CFE 2019: Start Registration
View Submission - CMStatistics
Title: Blind source separation of graph signals Authors:  Jari Miettinen - Aalto University (Finland) [presenting]
Sergiy Vorobyov - Aalto University (Finland)
Esa Ollila - Aalto University (Finland)
Abstract: The blind source separation (BSS) problem can be solved either by using non-Gaussianity of the latent components or dependence between the samples. The dependence can be structural such as in time series, spatial data or tensor data, but the focus is on BSS of graph signals which may have more complicated dependencies characterized by graphs and their adjacency matrices. So far, only one BSS method, called GraDe (graph decorrelation), has been designed for this setup.

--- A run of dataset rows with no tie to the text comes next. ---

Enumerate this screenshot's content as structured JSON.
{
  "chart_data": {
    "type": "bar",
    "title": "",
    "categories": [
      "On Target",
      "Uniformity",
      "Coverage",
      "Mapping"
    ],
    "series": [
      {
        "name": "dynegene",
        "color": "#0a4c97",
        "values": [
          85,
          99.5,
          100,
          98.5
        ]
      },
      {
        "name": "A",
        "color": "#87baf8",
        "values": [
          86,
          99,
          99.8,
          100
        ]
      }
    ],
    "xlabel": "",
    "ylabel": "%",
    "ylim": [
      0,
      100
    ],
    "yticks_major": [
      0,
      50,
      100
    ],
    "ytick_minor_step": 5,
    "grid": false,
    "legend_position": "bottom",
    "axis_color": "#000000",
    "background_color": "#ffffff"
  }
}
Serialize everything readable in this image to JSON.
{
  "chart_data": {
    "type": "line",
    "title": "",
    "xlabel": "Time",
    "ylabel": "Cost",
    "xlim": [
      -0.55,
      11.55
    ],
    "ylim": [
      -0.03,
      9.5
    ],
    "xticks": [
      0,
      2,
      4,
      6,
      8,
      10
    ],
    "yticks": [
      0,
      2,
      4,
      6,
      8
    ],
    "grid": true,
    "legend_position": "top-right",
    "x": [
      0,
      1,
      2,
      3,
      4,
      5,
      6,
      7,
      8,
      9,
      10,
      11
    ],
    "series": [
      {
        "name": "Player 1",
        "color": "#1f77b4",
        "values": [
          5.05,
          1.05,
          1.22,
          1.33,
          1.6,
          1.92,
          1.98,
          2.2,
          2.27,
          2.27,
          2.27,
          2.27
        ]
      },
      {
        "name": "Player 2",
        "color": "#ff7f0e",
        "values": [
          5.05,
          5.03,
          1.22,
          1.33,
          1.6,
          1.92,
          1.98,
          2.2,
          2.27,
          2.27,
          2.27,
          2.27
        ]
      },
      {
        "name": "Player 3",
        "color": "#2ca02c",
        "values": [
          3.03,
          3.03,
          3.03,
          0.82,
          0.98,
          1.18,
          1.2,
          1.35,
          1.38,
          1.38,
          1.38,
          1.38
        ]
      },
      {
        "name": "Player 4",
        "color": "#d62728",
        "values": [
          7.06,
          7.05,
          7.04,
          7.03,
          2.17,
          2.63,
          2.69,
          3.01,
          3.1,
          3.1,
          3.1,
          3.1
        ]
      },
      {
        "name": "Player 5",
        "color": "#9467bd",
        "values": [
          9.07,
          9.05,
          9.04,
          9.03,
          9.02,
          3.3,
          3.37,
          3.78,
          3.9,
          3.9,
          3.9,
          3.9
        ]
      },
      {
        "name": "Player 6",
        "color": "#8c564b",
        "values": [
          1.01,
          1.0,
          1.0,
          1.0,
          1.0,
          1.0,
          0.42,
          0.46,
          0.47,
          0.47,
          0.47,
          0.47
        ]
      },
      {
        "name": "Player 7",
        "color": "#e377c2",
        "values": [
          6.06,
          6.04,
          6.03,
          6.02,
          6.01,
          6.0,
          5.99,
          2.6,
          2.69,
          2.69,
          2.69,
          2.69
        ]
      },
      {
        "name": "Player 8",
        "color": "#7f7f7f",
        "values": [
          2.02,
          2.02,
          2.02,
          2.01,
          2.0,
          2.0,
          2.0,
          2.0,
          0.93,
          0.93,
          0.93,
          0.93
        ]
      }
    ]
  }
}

It uses joint approximate diagonalization of graph autocovariance matrices, which are generalizations of autocovariance matrices for time series, and thus GraDe can be seen as generalization of SOBI (second-order blind identification) method for BSS of time series. Modifications of GraDe are suggested, and combining it to non-Gaussianity based methods, FastICA and JADE (joint approximate diagonalization of eigenmatrices), is proposed. In a simulation study, the proposed methods are shown to always achieve at least the performance of the better component (GraDe or FastICA/JADE), and in the case of non-Gaussian graph signals to outperform them both.